Social housing and affordable housing are two different things. Affordable housing is targeted at the middle income group and not the economically weaker class, but buyers often decide to give affordable housing projects the miss because these are largely seen as catering to the lower income group.
Urban planners say that while its intentions are laudable, the government needs to research what consumers want in order to make affordable housing projects scalable. Apart from the preferred size to a buyer’s basic requirements the government needs to find out more about how much ownership housing is actually required versus rental housing. At present, most governments rely on census data that is collected once in a decade. More frequent sources of reliable data are needed.
Affordable housing is not just about the price tag, it’s also about creating more housing supply in the market. The demand-supply dynamics that apply to group housing complexes are applicable to affordable housing. In today’s economic scenario, there may not be many takers for this housing format as there is already an oversupply of housing in certain micro markets.
“Even if the government is controlling the price, the target audience is still the same. The spatial understanding of demand that gives an idea about how much stock should come up in an area is inadequate.
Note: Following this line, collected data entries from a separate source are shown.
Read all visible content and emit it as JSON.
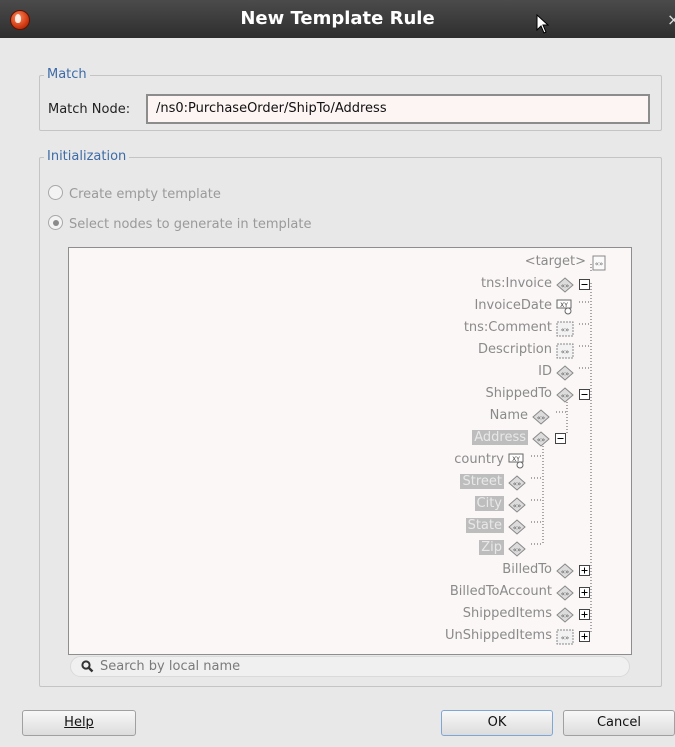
{
  "window": {
    "title": "New Template Rule"
  },
  "match": {
    "legend": "Match",
    "node_label": "Match Node:",
    "node_value": "/ns0:PurchaseOrder/ShipTo/Address"
  },
  "initialization": {
    "legend": "Initialization",
    "options": [
      {
        "label": "Create empty template",
        "selected": false
      },
      {
        "label": "Select nodes to generate in template",
        "selected": true
      }
    ]
  },
  "tree": [
    {
      "label": "<target>",
      "icon": "target-schema-icon",
      "highlighted": false
    },
    {
      "label": "tns:Invoice",
      "icon": "element-icon",
      "expander": "collapse",
      "highlighted": false
    },
    {
      "label": "InvoiceDate",
      "icon": "xy-attribute-icon",
      "highlighted": false
    },
    {
      "label": "tns:Comment",
      "icon": "optional-element-icon",
      "highlighted": false
    },
    {
      "label": "Description",
      "icon": "optional-element-icon",
      "highlighted": false
    },
    {
      "label": "ID",
      "icon": "element-icon",
      "highlighted": false
    },
    {
      "label": "ShippedTo",
      "icon": "element-icon",
      "expander": "collapse",
      "highlighted": false
    },
    {
      "label": "Name",
      "icon": "element-icon",
      "highlighted": false
    },
    {
      "label": "Address",
      "icon": "element-icon",
      "expander": "collapse",
      "highlighted": true
    },
    {
      "label": "country",
      "icon": "xy-attribute-icon",
      "highlighted": false
    },
    {
      "label": "Street",
      "icon": "element-icon",
      "highlighted": true
    },
    {
      "label": "City",
      "icon": "element-icon",
      "highlighted": true
    },
    {
      "label": "State",
      "icon": "element-icon",
      "highlighted": true
    },
    {
      "label": "Zip",
      "icon": "element-icon",
      "highlighted": true
    },
    {
      "label": "BilledTo",
      "icon": "element-icon",
      "expander": "expand",
      "highlighted": false
    },
    {
      "label": "BilledToAccount",
      "icon": "element-icon",
      "expander": "expand",
      "highlighted": false
    },
    {
      "label": "ShippedItems",
      "icon": "element-icon",
      "expander": "expand",
      "highlighted": false
    },
    {
      "label": "UnShippedItems",
      "icon": "optional-element-icon",
      "expander": "expand",
      "highlighted": false
    }
  ],
  "search": {
    "placeholder": "Search by local name"
  },
  "buttons": {
    "help": "Help",
    "ok": "OK",
    "cancel": "Cancel"
  }
}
Also, the government is not taking into account the rental housing market, all these policies are pushing only ownership housing,” says Mukta Naik, senior researcher at the Centre for Policy Research, India.
Practically a person may want to live close to his place of work and may want certain convenience factors such as transportation etc and all those may be absent in these areas. Therefore, he may want to rent rather than buy property as an investment. Gurgaon city has a substantial mobile population that would much rather want to rent a house than own it, she says.
Cities needs to analyse how much ownership housing they actually require.They also need to formulate housing policies on the basis of feedback at the ground level. Most governments at present rely on census data that is collected once in a decade. There need to be more frequent sources of reliable data, she adds.